The armory.utils.metrics module implements functionality to measure both task and perturbation metrics.


The MetricsLogger class pairs with scenarios to account for task performance against benign and adversarial data as well as measure the perturbations of adversarial samples. Since our datasets are presented as generators, this has update_task and update_perturbation methods that can update metrics for each batch obtained from the generator. The output, which is given by results, is a JSON-able dict.


Name Type Description
categorical_accuracy Task Categorical Accuracy
object_detection_AP_per_class Task Average Precision @ IOU=0.5
top_n_categorical_accuracy Task Top-n Categorical Accuracy
top_5_categorical_accuracy Task Top-5 Categorical Accuracy
word_error_rate Task Word Error Rate
image_circle_patch_diameter Perturbation Patch Diameter
lp Perturbation L-p norm
linf Perturbation L-infinity norm
l2 Perturbation L2 norm
l1 Perturbation L1 norm
l0 Perturbation L0 "norm"
mars_mean_l2 Perturbation Mean L2 norm across video stacks
mars_mean_patch Perturbation Mean patch diameter across video stacks
norm Perturbation L-p norm
snr Perturbation Signal-to-noise ratio
snr_db Perturbation Signal-to-noise ratio (decibels)
snr_spectrogram Perturbation Signal-to-noise ratio of spectrogram
snr_spectrogram_db Perturbation Signal-to-noise ratio of spectrogram (decibels)

We have implemented the metrics in numpy, instead of using framework-specific metrics, to prevent expanding the required set of dependencies.
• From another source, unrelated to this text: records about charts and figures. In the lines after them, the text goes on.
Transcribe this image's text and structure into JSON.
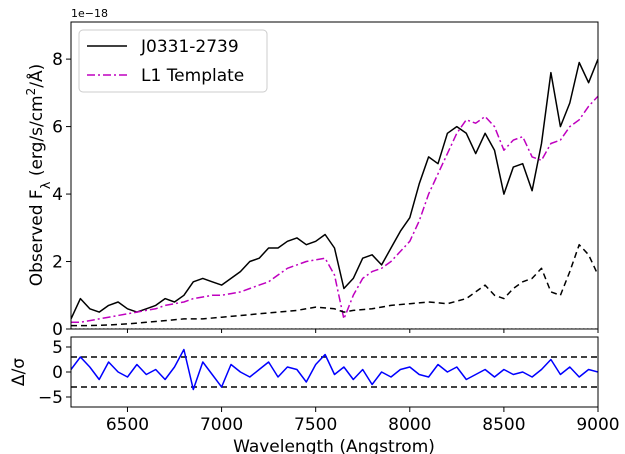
{
  "chart_data": [
    {
      "type": "line",
      "panel": "top",
      "offset_label": "1e−18",
      "ylabel_html": "Observed F<tspan baseline-shift=\"sub\" font-size=\"13\">λ</tspan> (erg/s/cm<tspan baseline-shift=\"super\" font-size=\"12\">2</tspan>/Å)",
      "xlim": [
        6200,
        9000
      ],
      "ylim": [
        0,
        9.1
      ],
      "yticks": [
        0,
        2,
        4,
        6,
        8
      ],
      "ytick_labels": [
        "0",
        "2",
        "4",
        "6",
        "8"
      ],
      "grid": false,
      "legend_position": "upper-left",
      "series": [
        {
          "name": "J0331-2739",
          "style": "solid",
          "color": "#000000",
          "x": [
            6200,
            6250,
            6300,
            6350,
            6400,
            6450,
            6500,
            6550,
            6600,
            6650,
            6700,
            6750,
            6800,
            6850,
            6900,
            6950,
            7000,
            7050,
            7100,
            7150,
            7200,
            7250,
            7300,
            7350,
            7400,
            7450,
            7500,
            7550,
            7600,
            7650,
            7700,
            7750,
            7800,
            7850,
            7900,
            7950,
            8000,
            8050,
            8100,
            8150,
            8200,
            8250,
            8300,
            8350,
            8400,
            8450,
            8500,
            8550,
            8600,
            8650,
            8700,
            8750,
            8800,
            8850,
            8900,
            8950,
            9000
          ],
          "y": [
            0.3,
            0.9,
            0.6,
            0.5,
            0.7,
            0.8,
            0.6,
            0.5,
            0.6,
            0.7,
            0.9,
            0.8,
            1.0,
            1.4,
            1.5,
            1.4,
            1.3,
            1.5,
            1.7,
            2.0,
            2.1,
            2.4,
            2.4,
            2.6,
            2.7,
            2.5,
            2.6,
            2.8,
            2.4,
            1.2,
            1.5,
            2.1,
            2.2,
            1.9,
            2.4,
            2.9,
            3.3,
            4.3,
            5.1,
            4.9,
            5.8,
            6.0,
            5.8,
            5.2,
            5.8,
            5.3,
            4.0,
            4.8,
            4.9,
            4.1,
            5.5,
            7.6,
            6.0,
            6.7,
            7.9,
            7.3,
            8.0
          ]
        },
        {
          "name": "L1 Template",
          "style": "dashdot",
          "color": "#bf00bf",
          "x": [
            6200,
            6250,
            6300,
            6350,
            6400,
            6450,
            6500,
            6550,
            6600,
            6650,
            6700,
            6750,
            6800,
            6850,
            6900,
            6950,
            7000,
            7050,
            7100,
            7150,
            7200,
            7250,
            7300,
            7350,
            7400,
            7450,
            7500,
            7550,
            7600,
            7650,
            7700,
            7750,
            7800,
            7850,
            7900,
            7950,
            8000,
            8050,
            8100,
            8150,
            8200,
            8250,
            8300,
            8350,
            8400,
            8450,
            8500,
            8550,
            8600,
            8650,
            8700,
            8750,
            8800,
            8850,
            8900,
            8950,
            9000
          ],
          "y": [
            0.2,
            0.2,
            0.25,
            0.3,
            0.35,
            0.4,
            0.45,
            0.5,
            0.55,
            0.6,
            0.7,
            0.75,
            0.8,
            0.9,
            0.95,
            1.0,
            1.0,
            1.05,
            1.1,
            1.2,
            1.3,
            1.4,
            1.6,
            1.8,
            1.9,
            2.0,
            2.05,
            2.1,
            1.6,
            0.3,
            1.0,
            1.5,
            1.7,
            1.8,
            2.0,
            2.3,
            2.6,
            3.2,
            4.0,
            4.6,
            5.2,
            5.8,
            6.2,
            6.1,
            6.3,
            6.0,
            5.3,
            5.6,
            5.7,
            5.1,
            5.0,
            5.5,
            5.6,
            6.0,
            6.2,
            6.6,
            6.9
          ]
        },
        {
          "name": "",
          "style": "dashed",
          "color": "#000000",
          "x": [
            6200,
            6300,
            6400,
            6500,
            6600,
            6700,
            6800,
            6900,
            7000,
            7100,
            7200,
            7300,
            7400,
            7500,
            7600,
            7650,
            7700,
            7800,
            7900,
            8000,
            8100,
            8200,
            8300,
            8400,
            8450,
            8500,
            8550,
            8600,
            8650,
            8700,
            8750,
            8800,
            8850,
            8900,
            8950,
            9000
          ],
          "y": [
            0.1,
            0.1,
            0.12,
            0.15,
            0.2,
            0.25,
            0.3,
            0.3,
            0.35,
            0.4,
            0.45,
            0.5,
            0.55,
            0.65,
            0.6,
            0.5,
            0.55,
            0.6,
            0.7,
            0.75,
            0.8,
            0.75,
            0.9,
            1.3,
            1.0,
            0.9,
            1.2,
            1.4,
            1.5,
            1.8,
            1.1,
            1.0,
            1.7,
            2.5,
            2.2,
            1.6
          ]
        },
        {
          "name": "",
          "style": "dotted",
          "color": "#000000",
          "x": [
            6200,
            9000
          ],
          "y": [
            0,
            0
          ]
        }
      ]
    },
    {
      "type": "line",
      "panel": "bottom",
      "xlabel": "Wavelength (Angstrom)",
      "ylabel": "Δ/σ",
      "xlim": [
        6200,
        9000
      ],
      "ylim": [
        -7,
        7
      ],
      "xticks": [
        6500,
        7000,
        7500,
        8000,
        8500,
        9000
      ],
      "xtick_labels": [
        "6500",
        "7000",
        "7500",
        "8000",
        "8500",
        "9000"
      ],
      "yticks": [
        -5,
        0,
        5
      ],
      "ytick_labels": [
        "−5",
        "0",
        "5"
      ],
      "hlines": [
        3,
        -3
      ],
      "series": [
        {
          "name": "",
          "style": "solid",
          "color": "#0000ff",
          "x": [
            6200,
            6250,
            6300,
            6350,
            6400,
            6450,
            6500,
            6550,
            6600,
            6650,
            6700,
            6750,
            6800,
            6850,
            6900,
            6950,
            7000,
            7050,
            7100,
            7150,
            7200,
            7250,
            7300,
            7350,
            7400,
            7450,
            7500,
            7550,
            7600,
            7650,
            7700,
            7750,
            7800,
            7850,
            7900,
            7950,
            8000,
            8050,
            8100,
            8150,
            8200,
            8250,
            8300,
            8350,
            8400,
            8450,
            8500,
            8550,
            8600,
            8650,
            8700,
            8750,
            8800,
            8850,
            8900,
            8950,
            9000
          ],
          "y": [
            0.5,
            3.0,
            1.0,
            -1.5,
            2.0,
            0.0,
            -1.0,
            1.5,
            -0.5,
            0.5,
            -1.5,
            1.0,
            4.5,
            -3.5,
            2.0,
            -0.5,
            -3.0,
            1.5,
            0.0,
            -1.0,
            0.5,
            2.0,
            -1.0,
            1.0,
            0.5,
            -2.0,
            1.5,
            3.5,
            -0.5,
            1.0,
            -1.5,
            0.5,
            -2.5,
            0.0,
            -1.0,
            0.5,
            1.0,
            -0.5,
            -1.0,
            1.5,
            0.0,
            1.0,
            -1.5,
            -0.5,
            0.5,
            -1.0,
            0.5,
            -0.5,
            0.0,
            -1.0,
            0.5,
            2.5,
            -0.5,
            1.0,
            -1.0,
            0.5,
            0.0
          ]
        }
      ]
    }
  ]
}
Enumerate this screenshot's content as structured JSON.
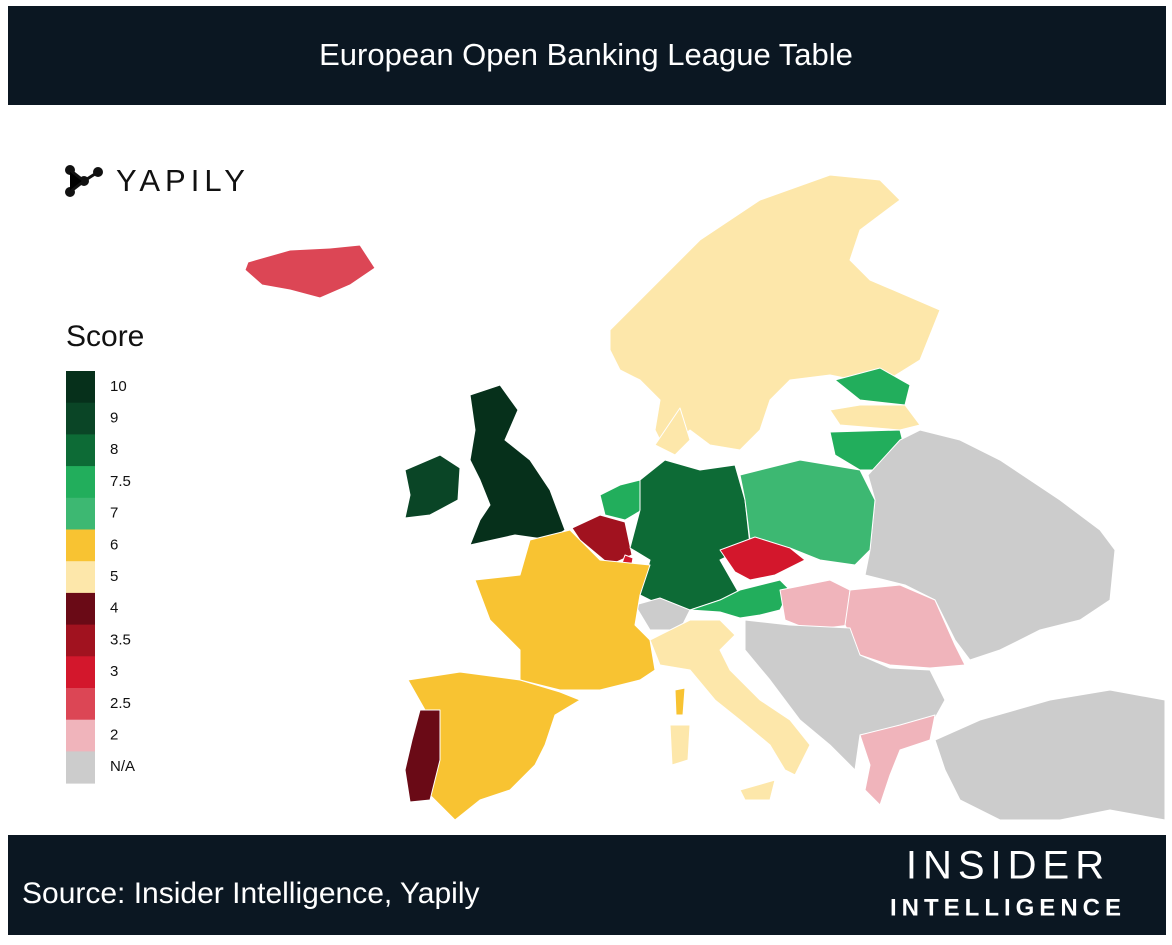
{
  "header": {
    "title": "European Open Banking League Table"
  },
  "brand": "YAPILY",
  "legend": {
    "title": "Score",
    "items": [
      {
        "value": 10,
        "color": "#06301b"
      },
      {
        "value": 9,
        "color": "#0a4526"
      },
      {
        "value": 8,
        "color": "#0d6b36"
      },
      {
        "value": 7.5,
        "color": "#22ae5c"
      },
      {
        "value": 7,
        "color": "#3db872"
      },
      {
        "value": 6,
        "color": "#f8c332"
      },
      {
        "value": 5,
        "color": "#fde7aa"
      },
      {
        "value": 4,
        "color": "#6a0a16"
      },
      {
        "value": 3.5,
        "color": "#a1121f"
      },
      {
        "value": 3,
        "color": "#d3172c"
      },
      {
        "value": 2.5,
        "color": "#dc4655"
      },
      {
        "value": 2,
        "color": "#f0b4bb"
      },
      {
        "label": "N/A",
        "color": "#cccccc"
      }
    ]
  },
  "footer": {
    "source": "Source: Insider Intelligence, Yapily",
    "logo_top": "INSIDER",
    "logo_bottom": "INTELLIGENCE"
  }
}
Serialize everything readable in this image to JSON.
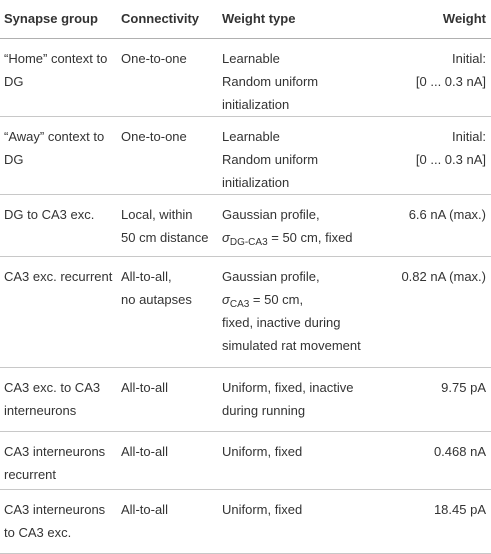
{
  "table": {
    "header": [
      "Synapse group",
      "Connectivity",
      "Weight type",
      "Weight"
    ],
    "rows": [
      [
        [
          "“Home” context to",
          "DG"
        ],
        [
          "One-to-one"
        ],
        [
          "Learnable",
          "Random uniform initialization"
        ],
        [
          "Initial:",
          "[0 ... 0.3 nA]"
        ]
      ],
      [
        [
          "“Away” context to",
          "DG"
        ],
        [
          "One-to-one"
        ],
        [
          "Learnable",
          "Random uniform initialization"
        ],
        [
          "Initial:",
          "[0 ... 0.3 nA]"
        ]
      ],
      [
        [
          "DG to CA3 exc."
        ],
        [
          "Local, within",
          "50 cm distance"
        ],
        [
          "Gaussian profile,",
          {
            "symbol": "σ",
            "subscript": "DG-CA3",
            "text": " = 50 cm, fixed"
          }
        ],
        [
          "6.6 nA (max.)"
        ]
      ],
      [
        [
          "CA3 exc. recurrent"
        ],
        [
          "All-to-all,",
          "no autapses"
        ],
        [
          "Gaussian profile,",
          {
            "symbol": "σ",
            "subscript": "CA3",
            "text": " = 50 cm,"
          },
          "fixed, inactive during",
          "simulated rat movement"
        ],
        [
          "0.82 nA (max.)"
        ]
      ],
      [
        [
          "CA3 exc. to CA3",
          "interneurons"
        ],
        [
          "All-to-all"
        ],
        [
          "Uniform, fixed, inactive",
          "during running"
        ],
        [
          "9.75 pA"
        ]
      ],
      [
        [
          "CA3 interneurons",
          "recurrent"
        ],
        [
          "All-to-all"
        ],
        [
          "Uniform, fixed"
        ],
        [
          "0.468 nA"
        ]
      ],
      [
        [
          "CA3 interneurons",
          "to CA3 exc."
        ],
        [
          "All-to-all"
        ],
        [
          "Uniform, fixed"
        ],
        [
          "18.45 pA"
        ]
      ]
    ]
  }
}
Targeted vs. Untargeted Attacks

For targeted attacks, each metric will be reported twice for adversarial data: once relative to the ground truth labels and once relative to the target labels. For untargeted attacks, each metric is only reported relative to the ground truth labels. Performance relative to ground truth measures the effectiveness of the defense, indicating the ability of the model to make correct predictions despite the perturbed input. Performance relative to target labels measures the effectiveness of the attack, indicating the ability of the attacker to force the model to make predictions that are not only incorrect, but that align with the attackers chosen output.